The book sometimes suffers from excessive brevity. This is evident in the discussion of a 1956 article by four young Marxist sociologists (including Zygmunt Bauman) who called for social sciences to be free of dogmatism and political control. The authors still referred to themselves as “party ideological front workers”. This was not mere rhetorical ornamentation. Lochmatow does not address this paradox, however, and the young Marxists appear somewhat out of nowhere. Meanwhile, it might be interesting, for example, to trace the evolution of Bauman’s texts from 1953 to 1956 to show the patterns of “personal de-Stalinizations”.
Finally, it must be mentioned that in general, the work is free of major mistakes. Perhaps the most serious is the one mentioned above concerning Schaff’s place of residence as it affects how Lochmatow emphasizes his alleged Moscow affiliation. I also cannot help mentioning an amusing editorial slip-up: Every time a divine entity is mentioned, it is “Gott” instead of “God”, which may be difficult to swallow for readers convinced that God is a Pole.

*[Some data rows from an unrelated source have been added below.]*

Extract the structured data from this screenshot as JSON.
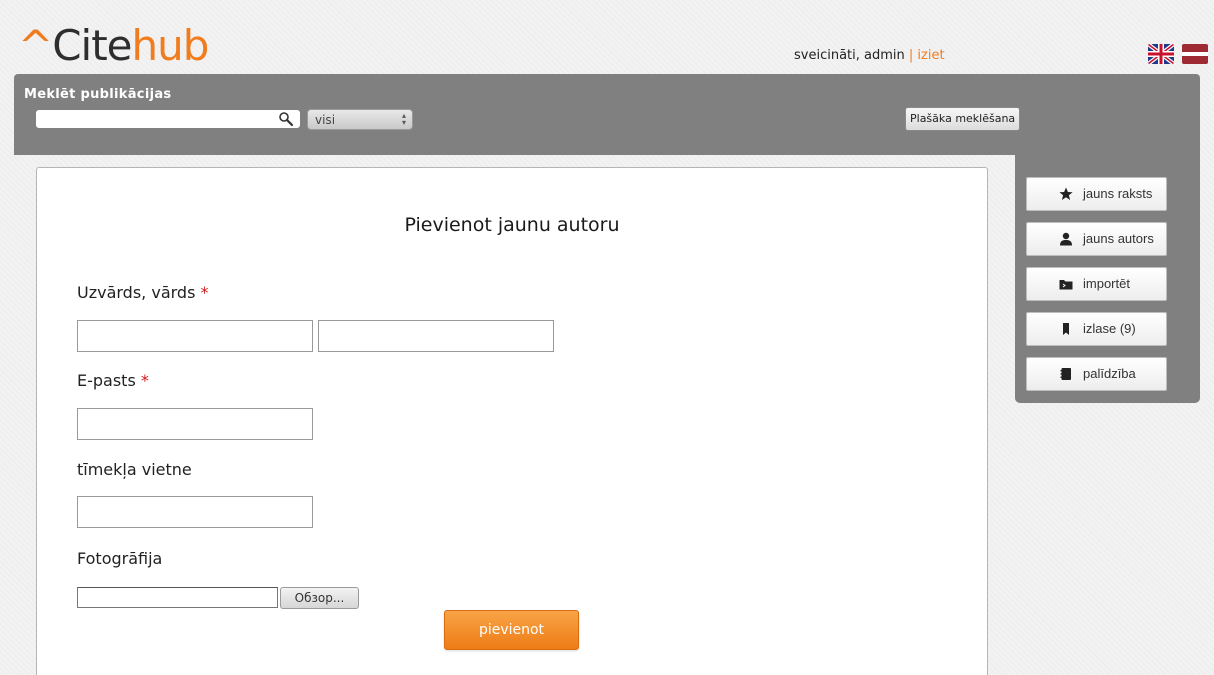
{
  "brand": {
    "caret": "^",
    "part1": "Cite",
    "part2": "hub",
    "accent_color": "#f07c20"
  },
  "user": {
    "greeting": "sveicināti, admin",
    "separator": "|",
    "logout_label": "iziet"
  },
  "languages": [
    {
      "name": "uk-flag-icon"
    },
    {
      "name": "lv-flag-icon"
    }
  ],
  "search": {
    "title": "Meklēt publikācijas",
    "value": "",
    "scope_value": "visi",
    "advanced_label": "Plašāka meklēšana"
  },
  "sidebar": {
    "items": [
      {
        "label": "jauns raksts",
        "icon": "star-icon"
      },
      {
        "label": "jauns autors",
        "icon": "user-icon"
      },
      {
        "label": "importēt",
        "icon": "folder-icon"
      },
      {
        "label": "izlase (9)",
        "icon": "bookmark-icon"
      },
      {
        "label": "palīdzība",
        "icon": "book-icon"
      }
    ]
  },
  "form": {
    "title": "Pievienot jaunu autoru",
    "name_label": "Uzvārds, vārds",
    "email_label": "E-pasts",
    "website_label": "tīmekļa vietne",
    "photo_label": "Fotogrāfija",
    "required_marker": "*",
    "browse_label": "Обзор...",
    "submit_label": "pievienot"
  }
}
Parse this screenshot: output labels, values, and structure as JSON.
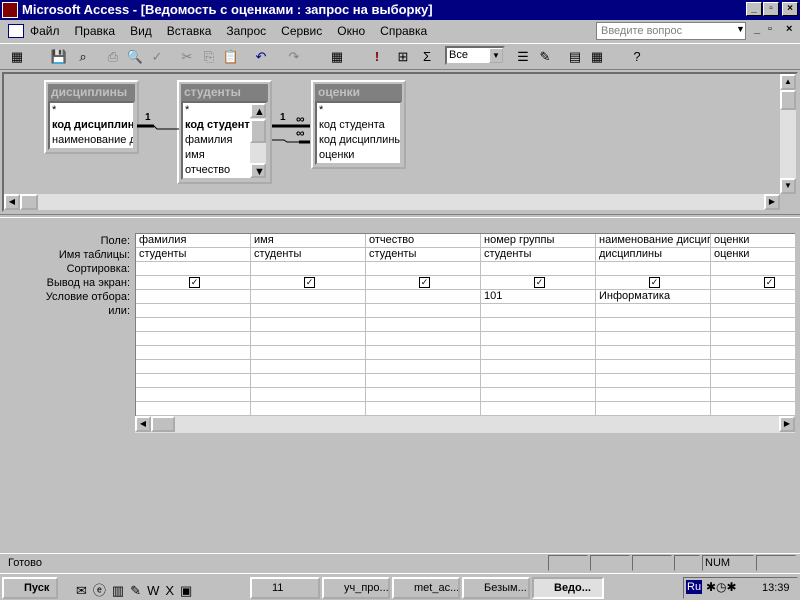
{
  "window": {
    "title": "Microsoft Access - [Ведомость с оценками : запрос на выборку]"
  },
  "menu": [
    "Файл",
    "Правка",
    "Вид",
    "Вставка",
    "Запрос",
    "Сервис",
    "Окно",
    "Справка"
  ],
  "help_placeholder": "Введите вопрос",
  "toolbar": {
    "top_values": "Все"
  },
  "tables": [
    {
      "name": "дисциплины",
      "fields": [
        "*",
        "код дисциплины",
        "наименование д"
      ]
    },
    {
      "name": "студенты",
      "fields": [
        "*",
        "код студента",
        "фамилия",
        "имя",
        "отчество"
      ]
    },
    {
      "name": "оценки",
      "fields": [
        "*",
        "код студента",
        "код дисциплины",
        "оценки"
      ]
    }
  ],
  "relations": {
    "one": "1",
    "many": "∞"
  },
  "grid": {
    "row_labels": [
      "Поле:",
      "Имя таблицы:",
      "Сортировка:",
      "Вывод на экран:",
      "Условие отбора:",
      "или:"
    ],
    "columns": [
      {
        "field": "фамилия",
        "table": "студенты",
        "sort": "",
        "show": true,
        "criteria": ""
      },
      {
        "field": "имя",
        "table": "студенты",
        "sort": "",
        "show": true,
        "criteria": ""
      },
      {
        "field": "отчество",
        "table": "студенты",
        "sort": "",
        "show": true,
        "criteria": ""
      },
      {
        "field": "номер группы",
        "table": "студенты",
        "sort": "",
        "show": true,
        "criteria": "101"
      },
      {
        "field": "наименование дисциплины",
        "table": "дисциплины",
        "sort": "",
        "show": true,
        "criteria": "Информатика"
      },
      {
        "field": "оценки",
        "table": "оценки",
        "sort": "",
        "show": true,
        "criteria": ""
      }
    ]
  },
  "status": {
    "text": "Готово",
    "num": "NUM"
  },
  "taskbar": {
    "start": "Пуск",
    "buttons": [
      "11",
      "уч_про...",
      "met_ac...",
      "Безым...",
      "Ведо..."
    ],
    "lang": "Ru",
    "clock": "13:39"
  }
}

The reviewed book has its imperfections and shortcomings. This does not change the fact that Alexej Lochmatow’s work is a very competent and often brilliant introduction to the subject matter, especially for a reader unfamiliar with it. However, it will also be valuable for insiders and specialists thanks to the analytical tools used and the interpretative perspective proposed by the author. These are the features that make the value of this book go beyond a simple reconstruction of intellectual life in a certain Central European country in a certain post-war decade.
Notes:
1 See Agata Zysiak, Limiting Privilege. Upward Mobility Within Higher Education in Socialist Poland, West Lafayette 2023.
2 See John Connelly, Captive University. The Sovietization of East German, Czech, and Polish Higher Education, 1945–1956, London 2000.